FAQ

I can’t find Buttermilk!

Buttermilk can be found in most major grocery stores.  However, it is often sold in half gallon containers and can expire quickly. There are many alternatives.

Powdered Buttermilk

Powdered buttermilk is also found in most major grocery stores. The key to making this work correctly is to mix in the powder with the dry ingredients and use water where the recipe calls for buttermilk. While water works fine, milk can also be used and tastes slightly better.

Milk and Vinegar

You can also use milk and vinegar as a substitute as buttermilk. mix 1 cup of milk with 1 tablespoon of white vinegar and let it sit for about 5 minutes.

Heavy Cream

Place the heavy cream in a tightly sealed jar. Shake the jar like crazy for several minutes. Babysitting kids or have children? Ask them to shake it, they will think its fun…just make sure they don’t spill it or break the jar! You could also just place it in your stand mixer and use the whisk attachment on high speed until you see the cream separate.  At the end, you will see that it separated into a solid (butter) and liquid (buttermilk). Pour the buttermilk out and use it as desired. You can still use this butter, too! Just knead it over some cold water and place it in the fridge. I usually use it in whatever I am baking as it will be a good thickness.

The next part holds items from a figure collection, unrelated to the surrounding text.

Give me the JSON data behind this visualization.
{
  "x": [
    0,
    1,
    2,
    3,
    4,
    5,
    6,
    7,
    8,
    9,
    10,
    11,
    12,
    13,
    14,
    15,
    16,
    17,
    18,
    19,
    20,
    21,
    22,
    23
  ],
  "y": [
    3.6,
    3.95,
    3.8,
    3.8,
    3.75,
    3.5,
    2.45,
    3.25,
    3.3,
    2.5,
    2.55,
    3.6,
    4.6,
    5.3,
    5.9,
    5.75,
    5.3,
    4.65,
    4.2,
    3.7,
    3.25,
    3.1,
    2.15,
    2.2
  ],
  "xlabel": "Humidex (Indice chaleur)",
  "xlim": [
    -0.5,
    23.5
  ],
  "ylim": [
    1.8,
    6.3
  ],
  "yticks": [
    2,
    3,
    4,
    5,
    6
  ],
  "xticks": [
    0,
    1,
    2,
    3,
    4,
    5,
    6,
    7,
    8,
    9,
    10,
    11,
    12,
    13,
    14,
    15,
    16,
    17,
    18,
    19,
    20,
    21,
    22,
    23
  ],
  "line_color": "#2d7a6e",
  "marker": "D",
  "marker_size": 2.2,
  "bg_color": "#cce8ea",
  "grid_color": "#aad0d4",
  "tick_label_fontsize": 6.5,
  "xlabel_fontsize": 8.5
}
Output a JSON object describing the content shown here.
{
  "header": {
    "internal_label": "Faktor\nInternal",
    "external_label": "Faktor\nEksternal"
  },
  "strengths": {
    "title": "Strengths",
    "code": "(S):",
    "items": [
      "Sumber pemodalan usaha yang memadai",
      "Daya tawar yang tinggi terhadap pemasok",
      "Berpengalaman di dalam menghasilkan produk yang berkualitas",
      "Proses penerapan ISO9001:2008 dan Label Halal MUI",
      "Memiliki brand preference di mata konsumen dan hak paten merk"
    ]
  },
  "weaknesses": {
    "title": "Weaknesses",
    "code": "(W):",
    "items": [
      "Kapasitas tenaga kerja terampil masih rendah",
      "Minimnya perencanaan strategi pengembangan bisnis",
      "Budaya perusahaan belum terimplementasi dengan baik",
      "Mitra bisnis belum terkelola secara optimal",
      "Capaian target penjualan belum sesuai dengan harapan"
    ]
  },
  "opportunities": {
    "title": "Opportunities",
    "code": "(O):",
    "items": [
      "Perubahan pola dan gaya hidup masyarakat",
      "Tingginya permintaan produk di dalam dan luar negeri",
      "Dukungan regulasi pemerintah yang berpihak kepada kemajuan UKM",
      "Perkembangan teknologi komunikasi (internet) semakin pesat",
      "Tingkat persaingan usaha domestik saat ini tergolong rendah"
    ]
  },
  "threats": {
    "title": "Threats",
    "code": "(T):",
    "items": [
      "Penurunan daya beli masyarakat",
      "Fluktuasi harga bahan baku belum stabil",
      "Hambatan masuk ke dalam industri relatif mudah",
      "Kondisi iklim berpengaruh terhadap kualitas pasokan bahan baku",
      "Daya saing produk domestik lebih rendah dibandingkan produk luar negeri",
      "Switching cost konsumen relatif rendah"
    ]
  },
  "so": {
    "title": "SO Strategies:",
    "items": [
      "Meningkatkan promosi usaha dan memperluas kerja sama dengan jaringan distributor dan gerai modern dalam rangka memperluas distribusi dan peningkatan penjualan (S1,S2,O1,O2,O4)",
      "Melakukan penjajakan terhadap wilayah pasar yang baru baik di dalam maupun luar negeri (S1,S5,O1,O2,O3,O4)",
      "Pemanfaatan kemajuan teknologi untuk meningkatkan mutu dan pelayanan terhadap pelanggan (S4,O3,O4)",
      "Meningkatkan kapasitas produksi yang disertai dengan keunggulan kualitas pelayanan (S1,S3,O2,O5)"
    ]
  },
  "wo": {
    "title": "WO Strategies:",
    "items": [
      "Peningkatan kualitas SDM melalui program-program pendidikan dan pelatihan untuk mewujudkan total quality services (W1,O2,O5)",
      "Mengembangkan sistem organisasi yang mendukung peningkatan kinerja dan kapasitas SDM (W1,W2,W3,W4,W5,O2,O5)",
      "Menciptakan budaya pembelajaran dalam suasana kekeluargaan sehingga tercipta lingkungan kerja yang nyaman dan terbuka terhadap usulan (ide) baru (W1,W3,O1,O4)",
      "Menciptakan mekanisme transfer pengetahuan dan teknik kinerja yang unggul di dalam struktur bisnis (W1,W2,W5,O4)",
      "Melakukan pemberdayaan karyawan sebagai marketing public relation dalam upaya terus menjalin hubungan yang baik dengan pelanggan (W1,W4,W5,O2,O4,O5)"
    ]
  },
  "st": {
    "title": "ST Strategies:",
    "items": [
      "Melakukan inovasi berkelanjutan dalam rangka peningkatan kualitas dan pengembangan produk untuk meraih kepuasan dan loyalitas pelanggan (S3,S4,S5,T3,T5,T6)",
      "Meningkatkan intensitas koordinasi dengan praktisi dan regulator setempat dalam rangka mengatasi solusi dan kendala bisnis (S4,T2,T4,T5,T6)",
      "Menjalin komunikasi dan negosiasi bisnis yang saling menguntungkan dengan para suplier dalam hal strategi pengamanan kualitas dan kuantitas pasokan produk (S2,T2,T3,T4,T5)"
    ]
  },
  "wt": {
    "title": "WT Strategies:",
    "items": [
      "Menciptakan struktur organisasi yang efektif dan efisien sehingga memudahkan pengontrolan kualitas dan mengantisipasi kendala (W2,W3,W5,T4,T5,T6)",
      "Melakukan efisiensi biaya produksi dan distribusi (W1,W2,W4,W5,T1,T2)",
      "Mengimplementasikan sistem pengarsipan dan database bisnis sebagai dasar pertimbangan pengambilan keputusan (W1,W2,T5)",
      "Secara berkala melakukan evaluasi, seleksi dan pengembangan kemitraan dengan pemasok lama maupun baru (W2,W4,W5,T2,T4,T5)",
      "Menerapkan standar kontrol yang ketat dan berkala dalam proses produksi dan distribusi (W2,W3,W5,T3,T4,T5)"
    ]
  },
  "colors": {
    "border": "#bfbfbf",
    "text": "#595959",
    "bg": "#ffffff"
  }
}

Chocolate Chips, Baking Chocolate, Chocolate wafers…does it make a difference?

Weirdly enough, it does. You wouldn’t think so, because I mean, its all chocolate right? But the size and the composition of these change the melting points slightly and can also affect how quickly they settle. So I would recommend following which type of chocolate is indicated in the recipes. Although when I started to bake, I only used chocolate chips (I did not enjoy chopping chocolate bars into small pieces) and the recipes still came out fine. However, when I switched to used the type of chocolate indicated, I could taste the difference!

 

Candy Thermometers…

So some of my recipes call for using a candy thermometer. My best advice it to grab one. Regular cooking thermometers might not go up to the temperature you need and also a lot don’t have a clamp for you to attach it to the side of a saucepan. And trust me, you will need that. When you are waiting for a sugar mixture to heat to 230° F, hovering over the pot with a thermometer is not ideal. Also..make sure  the thermometer does not touch the bottom of the pan. You want the temperature of the mixture, not the saucepan!

If you really can’t find a thermometer, I wouldn’t suggest making that item. For the fact that sugar and the temperatures you are baking too are very temperamental, and not heating an item up or heating something too much can ruin your recipe!

But if you are really insistent, you can heat sugar solutions to different temperatures you can test by their “stages”. This is done by taking a ting bit of solution out of the pot and placing it in a bowl of room temperature water to see how it forms. Look up a table of the stage of the sugar to test at.